Understood how constructors work with the explicit
keyword.
What is the practical application?
If we want to “fence off” unwanted (to us) transformations, then:
class A {
public:
A (int val) {
cout & lt; & lt; "A (int)" & lt; & lt; endl;
}
A (char * val) {
cout & lt; & lt; "A (char *)" & lt; & lt; endl;
}
};
int main ()
{
A a = 'x';
getchar ();
return 0;
}
The result will be: “A (int)”
If we mark both explicit
constructors for fencing purposes, then when:
A a ('x');
we still get the result above. Anyway, unnecessary (to us) transformation will occur.
Answer 1, authority 100%
It is needed not so much to call a specific constructor, but to avoid unnecessary casting (or unambiguous casting).
Roughly – imagine that the constructor of vector
from int
is not explicit
. And we have
void f (vector & lt; & gt; ...);
Then the call to f (5)
will also be a perfectly valid construction. It is unlikely that anyone needs it … Like
vector v;
v = 5;
By the way, Stroustrup writes that it would be nice if all the default constructors were explicit
, and it was necessary to explicitly indicate the refusal of it.
Something like this.
Answer 2, authority 80%
A constructor without explicit
allows you to implicitly convert the type of an argument to the type of the class that owns the constructor.
If we mark both explicit constructors for “fencing” purposes, then with: A a (‘x’); we will still get the result above.
Correct, because the entry A a ('x');
is direct-initialization for which is just the right explicit
constructor. Those. there is an implicit conversion of type char
to type int
for the argument, but conversion to type A
is already quite explicit.
What is the practical application?
Implicit conversions are dangerous, on the one hand they allow you to write fewer code letters , on the other hand, you can get not quite what you expect. Those. Looking at the code, we see one thing, but in the process of execution, something else happens. the implicit conversion happens, oddly enough, implicitly.
For example, in the situation with the already mentioned std :: vector
, a constructor that accepts an integer is marked as explicit
, because this integer specifies the size, although an uninitiated user would expect std :: vector & lt; int & gt; v = 5;
rather than putting the number 5
into a vector, but certainly not creating a vector of five zero-initialized elements. Fortunately, explicit
prevents such an entry from compiling.
Additionally, I want to note that before C++ 11
explicit
, it was relevant to make only constructors that can be called with one argument. With the introduction of uniform initialization , this has become relevant for constructors that require multiple required arguments. For example:
struct A {
/ * explicit * / A (int, double, char) {}
};
A f () {
return {42, 1.5, 'a'};
}
int main () {
A a = {1, 2.0, 'b'};
}
not working yet explicit
. If you make the constructor explicit, you will have to change the code:
A f () {
return A {42, 1.5, 'a'};
}
int main () {
A a = A {1, 2.0, 'b'};
// or A a {1, 2.0, 'b'}; // direct initialization
}
By the way, although only constructors are mentioned in the question, explicit
can be applied to conversion operators as well (starting with C++ 11
):
struct A {
explicit operator int () {return 42; }
};
int main () {
A a;
int j = a; // (1)
int i = static_cast & lt; int & gt; (a); // (2)
bool b = a; // (3)
if (a) {// (4)
// do something
}
else {
// do another
}
}
If operator int
is not marked as explicit
, then all code is fully functional. When we add explicit
, only the string (2)
remains valid. A little special in this case will look like operator bool ()

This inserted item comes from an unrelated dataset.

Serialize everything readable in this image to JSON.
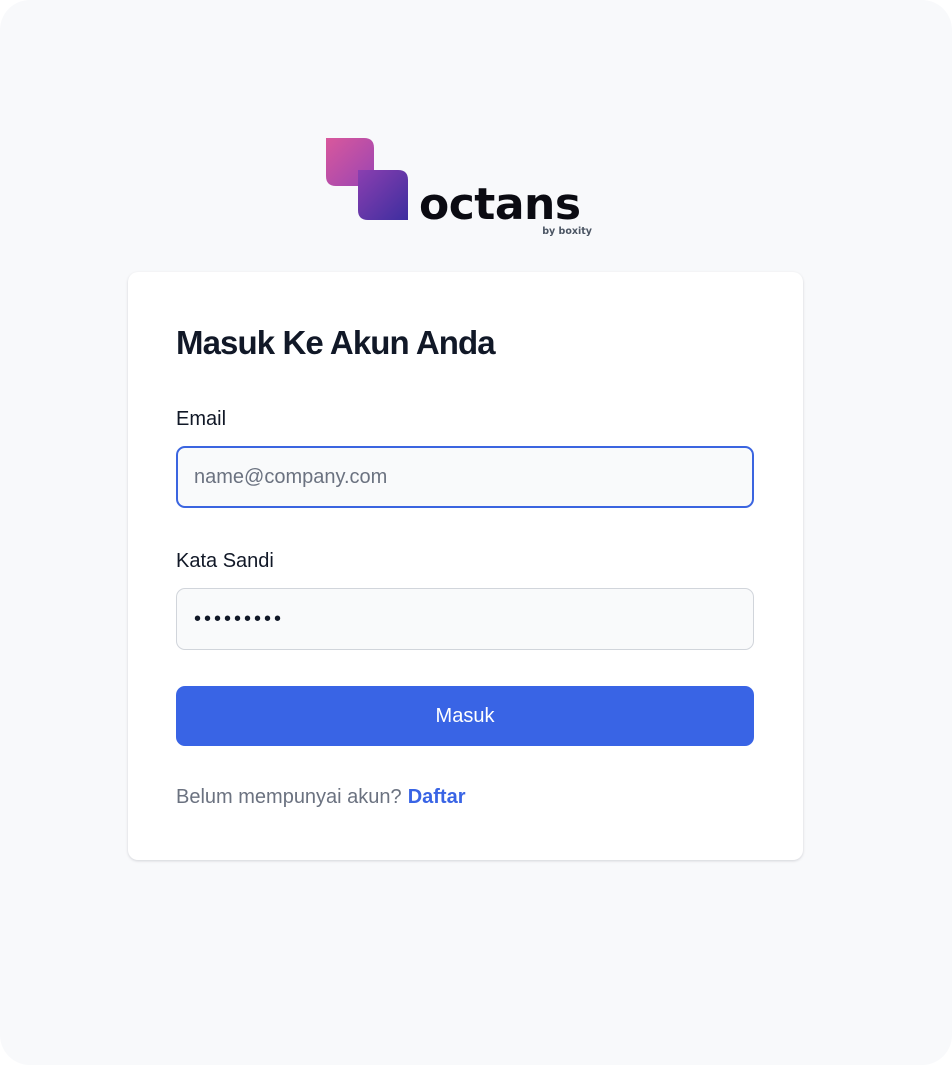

instead of operator int ()
:
struct A {
explicit operator bool () {return true; }
};
With the explicit
operator, only the (4)
line will work, since using a variable in conditional expressions (if
, while
, ?:
) is interpreted as explicit conversion to bool
. Without explicit
, the code is still fully functional.
Answer 3, authority 47%
In addition to @Harry’s answer, and how to expand your comment:
class Foo
{
public:
operator int () const
{
return 42;
}
};
class Bar
{
public:
Bar (Foo)
{
}
};
void baz (Bar)
{
}
void baz (int)
{
}
int main ()
{
Foo x;
baz (x);
}
Calling the baz
function here will lead to ambiguity for the compiler, since it falls under both baz (int)
and baz (Bar)
. Adding explicit
to the Bar
constructor will give the compiler an unambiguous indication of which function to choose.